If you’re from the Midwest, it’s hard to imagine the colors at Ghost Ranch. Even if you’ve seen Georgia O’Keefe’s paintings and dozens of beautiful photographs.
My Ohio home, lush as it is, looks faded in comparison, dully monochromatic. I feel like I’ve been colorblind until now, and am suddenly cured. New Mexico is red-orange and bright sienna and a million greens— dark pine, gray sage, springy alfalfa and the soft green cottonwood clouds seaming the arroyo behind Staff House and the dining hall.
And blues: robin’s egg morning skies that burst into turquoise afternoons that deepen to cobalt above far-off mountains that range from wet denim to teal to slate. Blues so deep you want to dive in and float. Blues that make me forget for a moment my love of oceans.
Perched on the Welcome Center porch, I have a clear view of Pedernal, the mountain Georgia O’Keefe claimed from God for her very own.

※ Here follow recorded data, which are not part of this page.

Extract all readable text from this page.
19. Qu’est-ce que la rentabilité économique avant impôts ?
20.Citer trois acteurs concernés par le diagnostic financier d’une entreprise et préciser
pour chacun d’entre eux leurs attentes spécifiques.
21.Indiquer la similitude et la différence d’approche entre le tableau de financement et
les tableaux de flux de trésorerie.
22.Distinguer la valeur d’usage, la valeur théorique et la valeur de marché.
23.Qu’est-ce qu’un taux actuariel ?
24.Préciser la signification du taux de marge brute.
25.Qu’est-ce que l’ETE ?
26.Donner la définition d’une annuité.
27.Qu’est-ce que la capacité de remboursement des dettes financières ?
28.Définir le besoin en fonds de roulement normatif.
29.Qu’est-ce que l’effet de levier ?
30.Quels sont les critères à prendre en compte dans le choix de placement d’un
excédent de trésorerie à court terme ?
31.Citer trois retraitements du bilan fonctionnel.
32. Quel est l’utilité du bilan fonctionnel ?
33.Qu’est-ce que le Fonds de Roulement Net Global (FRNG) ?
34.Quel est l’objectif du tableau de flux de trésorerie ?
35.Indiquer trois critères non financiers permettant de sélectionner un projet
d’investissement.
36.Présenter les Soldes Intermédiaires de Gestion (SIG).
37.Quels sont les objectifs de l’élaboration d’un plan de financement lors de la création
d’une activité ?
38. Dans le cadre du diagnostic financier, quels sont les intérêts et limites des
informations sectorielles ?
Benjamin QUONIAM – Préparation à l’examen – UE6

Cerro Pedernal is his full name —I’ve decided this mountain must be male— which in Spanish means Flint Hill. Like everything here, Pedernal changes by the hour, but right now he is crowned with clouds and scrimmed by rain, a looming, watery, flat-topped shadow in the near distance.

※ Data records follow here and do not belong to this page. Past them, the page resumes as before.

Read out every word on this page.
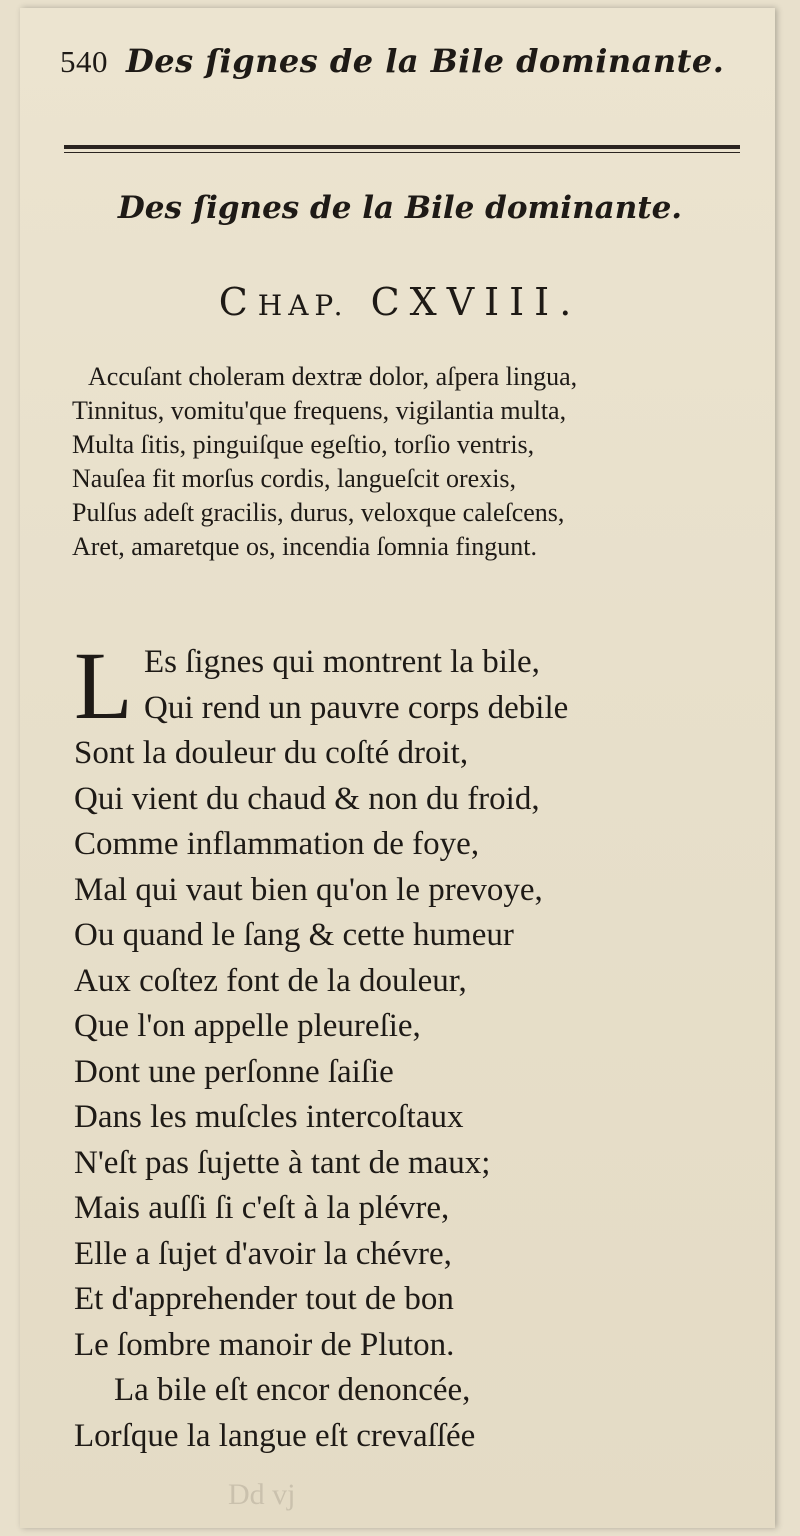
540 Des ſignes de la Bile dominante.
Des ſignes de la Bile dominante.
CHAP. CXVIII.
Accuſant choleram dextræ dolor, aſpera lingua,
Tinnitus, vomitu'que frequens, vigilantia multa,
Multa ſitis, pinguiſque egeſtio, torſio ventris,
Nauſea fit morſus cordis, langueſcit orexis,
Pulſus adeſt gracilis, durus, veloxque caleſcens,
Aret, amaretque os, incendia ſomnia fingunt.
L Es ſignes qui montrent la bile,
Qui rend un pauvre corps debile
Sont la douleur du coſté droit,
Qui vient du chaud & non du froid,
Comme inflammation de foye,
Mal qui vaut bien qu'on le prevoye,
Ou quand le ſang & cette humeur
Aux coſtez font de la douleur,
Que l'on appelle pleureſie,
Dont une perſonne ſaiſie
Dans les muſcles intercoſtaux
N'eſt pas ſujette à tant de maux;
Mais auſſi ſi c'eſt à la plévre,
Elle a ſujet d'avoir la chévre,
Et d'apprehender tout de bon
Le ſombre manoir de Pluton.
La bile eſt encor denoncée,
Lorſque la langue eſt crevaſſée
Dd vj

Closer in, the sandstone and gypsum cliffs form a backdrop to kids on bikes and the changing kaleidoscope of residents and workers that zigzag between the buildings. The cliffs are a multi-toned tapestry of gold, peach and terracotta red dotted with dark juniper knots and etched with shadows forming a thousand faces.

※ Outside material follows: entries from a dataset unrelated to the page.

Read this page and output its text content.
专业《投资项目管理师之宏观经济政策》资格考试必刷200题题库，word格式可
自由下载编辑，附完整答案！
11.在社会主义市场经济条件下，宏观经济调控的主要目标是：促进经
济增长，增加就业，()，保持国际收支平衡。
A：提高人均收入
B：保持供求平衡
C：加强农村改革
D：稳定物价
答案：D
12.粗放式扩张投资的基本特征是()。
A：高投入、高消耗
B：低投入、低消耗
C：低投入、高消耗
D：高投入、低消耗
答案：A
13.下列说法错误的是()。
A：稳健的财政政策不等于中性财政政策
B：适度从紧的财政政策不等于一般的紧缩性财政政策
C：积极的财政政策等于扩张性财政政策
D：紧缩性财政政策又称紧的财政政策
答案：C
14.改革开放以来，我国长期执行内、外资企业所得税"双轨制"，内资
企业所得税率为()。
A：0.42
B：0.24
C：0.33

There are spirits here, in the shadowy mountains and cliffs. I feel them, silently watching those of us who come and go, seducing people like me from flatter, grayer places.
What a lovely and accurate description of the beauty that is New Mexico. That state has the most jaw-dropping white, billowy clouds.
I was raised in Michigan but have lived in Colorado for over half my life. I never tire of the wide blue sky and the subtle colors of our high desert. I think it must be the clarity of the air, unfiltered by humidity, that gives the crispness to our native colors.
Thanks, Sammy D! I agree, the clear, thin air must be part of the magic. Beautiful.
Beautiful! On a drizzly Ohio River Valley morning that is even more monochromistic than usual, this reads like a breath of fresh, dry air and brilliant sunshine. Your color description of blue reminds me of Mrs. Miniver examining a kilim rug (have you read that out of print book? I think you’d like it).
Thank you–I will have to see if the library has that book!
Loved this. Felt like I was right there with you.
Wish you had been there, Mary Ellen. You’d have loved it there for sure.